So I just moved to a new city and have been really enjoying some aspects of it, others not so much. I am fortunate enough to have some great connections here that lead to me getting hooked up with an apartment on discount in a fantastic area where downtown and all imaginable amenities are within walking distance. Yet I should have saved up more money before coming here. Parking in this district is difficult (this is my first car I've owned, ever) and I've racked up some parking tickets along the way ($225!), enough to consider selling my car.
I've had two would-be job interviews here. One went well, but the job was offered to someone else. Another, for bilingual editing, required a proficiency test of some sort which none of the applicants were able to pass, yet the job has been open since June. I was just told this today, and it felt like a bridge collapsed in my mind. The whole process has been extremely stressful, and the future is always uncertain.
Yes, I am working right now, but it is a temporary position working on some political campaign (read: canvassing) I feel no connection to. I am also contracted to edit this older gentleman's book, which could bring in a few hundred dollars. I know my immediate needs will be met, such as paying rent next month and food, but any financial resource outside of that amounts to maybe a hundred dollars.

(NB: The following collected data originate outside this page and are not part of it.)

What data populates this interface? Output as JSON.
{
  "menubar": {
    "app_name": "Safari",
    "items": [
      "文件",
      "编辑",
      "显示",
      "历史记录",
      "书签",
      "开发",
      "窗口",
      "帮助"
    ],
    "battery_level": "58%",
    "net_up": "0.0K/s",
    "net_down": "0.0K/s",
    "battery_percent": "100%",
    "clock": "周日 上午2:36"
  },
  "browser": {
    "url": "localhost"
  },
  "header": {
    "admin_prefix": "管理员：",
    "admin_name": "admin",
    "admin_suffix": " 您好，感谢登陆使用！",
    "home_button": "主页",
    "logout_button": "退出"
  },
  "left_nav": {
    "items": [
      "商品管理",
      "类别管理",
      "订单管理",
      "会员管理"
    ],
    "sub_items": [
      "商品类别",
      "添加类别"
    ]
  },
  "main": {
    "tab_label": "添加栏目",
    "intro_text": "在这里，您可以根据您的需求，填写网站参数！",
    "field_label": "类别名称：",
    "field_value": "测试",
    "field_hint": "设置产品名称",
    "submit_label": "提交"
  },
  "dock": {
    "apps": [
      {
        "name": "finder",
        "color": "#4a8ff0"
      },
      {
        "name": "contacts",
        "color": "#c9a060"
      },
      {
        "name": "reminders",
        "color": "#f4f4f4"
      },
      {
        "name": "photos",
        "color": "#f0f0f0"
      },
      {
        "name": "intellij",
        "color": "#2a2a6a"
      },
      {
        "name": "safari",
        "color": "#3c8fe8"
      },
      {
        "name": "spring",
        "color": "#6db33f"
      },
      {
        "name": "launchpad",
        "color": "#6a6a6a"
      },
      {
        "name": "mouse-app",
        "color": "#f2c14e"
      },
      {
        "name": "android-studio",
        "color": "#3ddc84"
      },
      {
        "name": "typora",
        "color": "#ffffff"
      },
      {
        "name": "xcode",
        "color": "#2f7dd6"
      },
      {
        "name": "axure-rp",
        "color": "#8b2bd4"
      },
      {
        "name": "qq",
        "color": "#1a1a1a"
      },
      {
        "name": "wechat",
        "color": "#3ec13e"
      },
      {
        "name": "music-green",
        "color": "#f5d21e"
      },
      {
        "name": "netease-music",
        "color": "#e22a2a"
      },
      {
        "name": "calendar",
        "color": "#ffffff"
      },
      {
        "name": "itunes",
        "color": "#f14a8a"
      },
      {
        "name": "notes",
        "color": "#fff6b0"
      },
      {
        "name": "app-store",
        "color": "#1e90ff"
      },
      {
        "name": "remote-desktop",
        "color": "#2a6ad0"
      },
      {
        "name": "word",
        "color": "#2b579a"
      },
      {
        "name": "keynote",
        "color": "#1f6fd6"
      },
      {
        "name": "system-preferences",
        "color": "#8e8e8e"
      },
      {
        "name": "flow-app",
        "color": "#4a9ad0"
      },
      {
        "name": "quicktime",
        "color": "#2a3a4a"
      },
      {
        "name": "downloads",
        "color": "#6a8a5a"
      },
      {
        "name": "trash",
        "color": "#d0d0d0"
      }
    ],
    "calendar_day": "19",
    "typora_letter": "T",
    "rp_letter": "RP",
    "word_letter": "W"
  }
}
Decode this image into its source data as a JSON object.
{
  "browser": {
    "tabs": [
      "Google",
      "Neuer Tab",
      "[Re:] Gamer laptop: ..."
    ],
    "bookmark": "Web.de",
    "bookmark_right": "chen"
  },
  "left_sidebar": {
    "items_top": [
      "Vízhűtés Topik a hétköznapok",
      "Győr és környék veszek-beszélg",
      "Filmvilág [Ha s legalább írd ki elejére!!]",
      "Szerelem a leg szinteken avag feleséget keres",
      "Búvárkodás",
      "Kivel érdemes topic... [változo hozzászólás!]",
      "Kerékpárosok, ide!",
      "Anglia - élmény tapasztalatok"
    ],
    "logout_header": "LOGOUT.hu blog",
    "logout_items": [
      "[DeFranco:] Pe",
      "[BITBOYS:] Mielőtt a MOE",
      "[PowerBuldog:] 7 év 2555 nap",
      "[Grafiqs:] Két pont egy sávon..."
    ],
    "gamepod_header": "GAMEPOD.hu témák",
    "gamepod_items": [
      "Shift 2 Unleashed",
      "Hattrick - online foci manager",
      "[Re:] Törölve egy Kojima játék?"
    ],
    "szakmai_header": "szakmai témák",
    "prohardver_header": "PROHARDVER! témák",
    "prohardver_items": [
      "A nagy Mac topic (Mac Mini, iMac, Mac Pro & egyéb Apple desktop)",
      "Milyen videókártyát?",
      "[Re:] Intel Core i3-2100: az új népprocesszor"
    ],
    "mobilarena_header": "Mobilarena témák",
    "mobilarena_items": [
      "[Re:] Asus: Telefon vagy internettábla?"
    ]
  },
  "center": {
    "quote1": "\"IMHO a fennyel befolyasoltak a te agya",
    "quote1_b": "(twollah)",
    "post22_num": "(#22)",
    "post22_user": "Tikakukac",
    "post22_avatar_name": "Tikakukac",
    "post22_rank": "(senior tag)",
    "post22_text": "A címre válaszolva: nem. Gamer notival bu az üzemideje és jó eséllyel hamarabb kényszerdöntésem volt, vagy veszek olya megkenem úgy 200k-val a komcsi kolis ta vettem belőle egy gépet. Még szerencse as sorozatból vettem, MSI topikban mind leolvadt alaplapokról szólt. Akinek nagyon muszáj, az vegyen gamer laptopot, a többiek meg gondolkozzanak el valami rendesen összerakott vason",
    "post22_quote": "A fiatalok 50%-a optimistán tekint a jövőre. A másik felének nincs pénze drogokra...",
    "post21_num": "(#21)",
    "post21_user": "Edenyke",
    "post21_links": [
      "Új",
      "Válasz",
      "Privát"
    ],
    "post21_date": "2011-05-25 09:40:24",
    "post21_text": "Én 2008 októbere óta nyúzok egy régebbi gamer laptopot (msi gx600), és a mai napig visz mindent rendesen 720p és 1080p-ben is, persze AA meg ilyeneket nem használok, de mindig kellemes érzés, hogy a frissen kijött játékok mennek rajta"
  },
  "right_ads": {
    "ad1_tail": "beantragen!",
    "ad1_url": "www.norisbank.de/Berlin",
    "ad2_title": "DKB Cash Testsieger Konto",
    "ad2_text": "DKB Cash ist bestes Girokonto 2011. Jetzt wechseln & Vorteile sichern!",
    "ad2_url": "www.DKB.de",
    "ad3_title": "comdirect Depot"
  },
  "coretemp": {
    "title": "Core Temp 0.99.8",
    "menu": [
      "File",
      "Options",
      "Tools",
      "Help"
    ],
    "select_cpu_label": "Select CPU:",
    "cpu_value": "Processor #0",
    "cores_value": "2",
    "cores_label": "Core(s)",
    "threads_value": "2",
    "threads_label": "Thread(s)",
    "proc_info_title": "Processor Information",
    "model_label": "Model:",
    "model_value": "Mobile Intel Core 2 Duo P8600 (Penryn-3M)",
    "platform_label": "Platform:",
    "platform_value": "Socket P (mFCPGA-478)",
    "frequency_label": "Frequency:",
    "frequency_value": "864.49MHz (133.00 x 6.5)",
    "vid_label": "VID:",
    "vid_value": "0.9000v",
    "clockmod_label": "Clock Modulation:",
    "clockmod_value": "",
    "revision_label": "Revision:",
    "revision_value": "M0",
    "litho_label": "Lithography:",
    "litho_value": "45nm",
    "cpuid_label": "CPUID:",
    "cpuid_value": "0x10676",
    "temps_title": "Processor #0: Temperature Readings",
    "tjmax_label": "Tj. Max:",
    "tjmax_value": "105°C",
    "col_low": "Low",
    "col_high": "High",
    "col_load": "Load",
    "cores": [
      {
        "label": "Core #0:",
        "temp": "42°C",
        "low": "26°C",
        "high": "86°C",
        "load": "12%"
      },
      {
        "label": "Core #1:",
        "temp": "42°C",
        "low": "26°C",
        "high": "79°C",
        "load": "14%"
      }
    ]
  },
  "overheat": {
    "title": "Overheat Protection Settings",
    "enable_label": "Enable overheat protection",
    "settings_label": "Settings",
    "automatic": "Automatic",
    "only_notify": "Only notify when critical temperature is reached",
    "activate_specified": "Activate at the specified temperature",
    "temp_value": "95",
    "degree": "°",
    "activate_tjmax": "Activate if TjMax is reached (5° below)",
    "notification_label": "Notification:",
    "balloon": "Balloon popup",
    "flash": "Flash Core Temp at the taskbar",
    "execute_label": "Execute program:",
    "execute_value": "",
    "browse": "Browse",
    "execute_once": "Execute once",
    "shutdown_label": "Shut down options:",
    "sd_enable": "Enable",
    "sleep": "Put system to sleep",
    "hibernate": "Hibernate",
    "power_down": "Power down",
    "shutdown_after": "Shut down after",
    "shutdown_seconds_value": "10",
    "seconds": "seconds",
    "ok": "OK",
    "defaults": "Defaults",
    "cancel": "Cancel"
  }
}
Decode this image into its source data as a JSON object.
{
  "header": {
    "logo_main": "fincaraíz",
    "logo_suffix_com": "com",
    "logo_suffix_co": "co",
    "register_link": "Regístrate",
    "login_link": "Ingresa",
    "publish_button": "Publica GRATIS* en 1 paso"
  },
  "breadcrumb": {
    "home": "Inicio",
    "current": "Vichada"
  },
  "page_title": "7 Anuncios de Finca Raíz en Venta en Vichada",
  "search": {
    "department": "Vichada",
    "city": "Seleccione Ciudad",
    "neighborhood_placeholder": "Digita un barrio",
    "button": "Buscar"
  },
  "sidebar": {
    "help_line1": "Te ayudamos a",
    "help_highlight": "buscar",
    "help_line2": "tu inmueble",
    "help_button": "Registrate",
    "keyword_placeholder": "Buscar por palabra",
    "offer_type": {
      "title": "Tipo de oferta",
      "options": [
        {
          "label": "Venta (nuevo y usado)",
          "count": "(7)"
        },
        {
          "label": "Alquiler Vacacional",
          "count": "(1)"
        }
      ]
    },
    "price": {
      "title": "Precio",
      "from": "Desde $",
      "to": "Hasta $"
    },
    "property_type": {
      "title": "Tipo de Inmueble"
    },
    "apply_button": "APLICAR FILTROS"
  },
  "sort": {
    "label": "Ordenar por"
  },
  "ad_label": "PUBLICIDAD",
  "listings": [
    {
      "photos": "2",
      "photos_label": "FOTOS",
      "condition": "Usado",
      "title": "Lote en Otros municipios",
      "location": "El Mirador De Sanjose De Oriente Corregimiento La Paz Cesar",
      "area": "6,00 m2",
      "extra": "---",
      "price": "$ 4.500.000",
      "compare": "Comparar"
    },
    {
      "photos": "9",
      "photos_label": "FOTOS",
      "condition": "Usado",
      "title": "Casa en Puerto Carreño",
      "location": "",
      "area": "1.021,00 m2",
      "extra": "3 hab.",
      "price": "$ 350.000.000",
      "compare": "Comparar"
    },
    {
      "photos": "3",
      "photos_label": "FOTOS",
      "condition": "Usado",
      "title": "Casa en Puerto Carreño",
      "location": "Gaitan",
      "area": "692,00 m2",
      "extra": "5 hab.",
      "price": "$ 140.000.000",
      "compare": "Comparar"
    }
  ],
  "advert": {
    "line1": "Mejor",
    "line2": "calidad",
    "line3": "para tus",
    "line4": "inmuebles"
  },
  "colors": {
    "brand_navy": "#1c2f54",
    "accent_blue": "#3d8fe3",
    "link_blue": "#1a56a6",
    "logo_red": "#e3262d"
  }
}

As for the question, dear hubskiite, have you ever been on wit's end? I'm sure there are plenty of other recent college grads stuck in the same position.
Oh beezneez, just you wait. It can get worse. In my experience, whenever I've thought that I was at my wit's end or on my last nerve, it has turned out that my nervous system is a lot more extensive than I thought. It sounds like you're interacting with the kinds of people who might know other people who can help you make your skills work for you though. Network like a motherfucker and be patient.
My only suggestion is this: Give yourself a time limit on the car. For example, either the car pays its own way by December 31 or sell it. If the city has great public transit, you might not need it. Having the car will make it possible to apply to more jobs and work further from your apartment. You probably have a dozen other reasons for the car (to move instruments, your wind-surfing equipment, and so on), but the parking might not get any better. Soon the car owns you instead of the other way around. Good luck!
I wouldn't be too quick to give up on the car. I once gave up on something I loved to pay the rent. Perhaps beezneez doesn't love the car, but still it could be a regret. I think humanodon's advice to "network like a motherfucker" is pretty spot on. -When doing so, convey passion. People love to hire and work with passionate people. Apathy is for the birds.
Yes beezneez. Yes. This actually happened to me while I was in college. There was a six-month period where I overdrew my bank account every month, probably between every paycheck. In fact that bank eventually closed my account and ate my ATM card while they were at it (I was able to cash paychecks at the ATM, yes a stupid system for the bank, but good for me too so I wouldn't lose my measly telemarketing paycheck of $200-250 to pay my overdrafts). I had a very small credit line that was always charged up to the max...but the one thing I am proud of to this day is that I never missed a payment. Somehow I always managed to scrape together $15 a month to pay it, thank god. There was a lot of personal stuff going on in my life and I was very afraid and alone. I was in love with someone who said he was in love with me but also someone else at the time so I was assuaging the hurt by sleeping with someone who did love me but who was very unhealthy for me. I was doing all sorts of drugs and drinking and skipping class more often than I was attending. I was very depressed and had anxiety. I will agree with humanodon that when you think things can't get worse they very well might. I'm in a much better place now but even earlier this year, I had saved up a bit of a cushion and was moving. Felt very proud of the fact that I could afford moving, which is always more expensive than you expect, and still have a nice cushion. Then I got sick. Then I screwed up my car. And then I got a kitten...maybe not a smart move financially on my part...but I did save a kitten from the wild. So now I'm back at the bottom again, slowly starting to save my way up again. Life tends to pile on the blows all at once. My advice is buck up if you can and get help if you can't. Money is never going to be easy, I don't think. You always have to manage it.
I can feel it creeping on. I'm in college right now and due to some misfortune as well as mistakes on my part, I will be here for an extra semester with less money than I thought I would have. I'm trying to be frugal, but it's tough sometimes and I can be a bit impulsive (see: mistakes on my part). I don't know what I am going to do other than hopefully find a paid internship this summer. On the other hand, I am having a great time here and I get to keep having a great time for an extra semester! I hope things work out for you soon, beezneez. New cities are always fun but uncertainty can be one of the most stressful situations to be in, especially job-wise.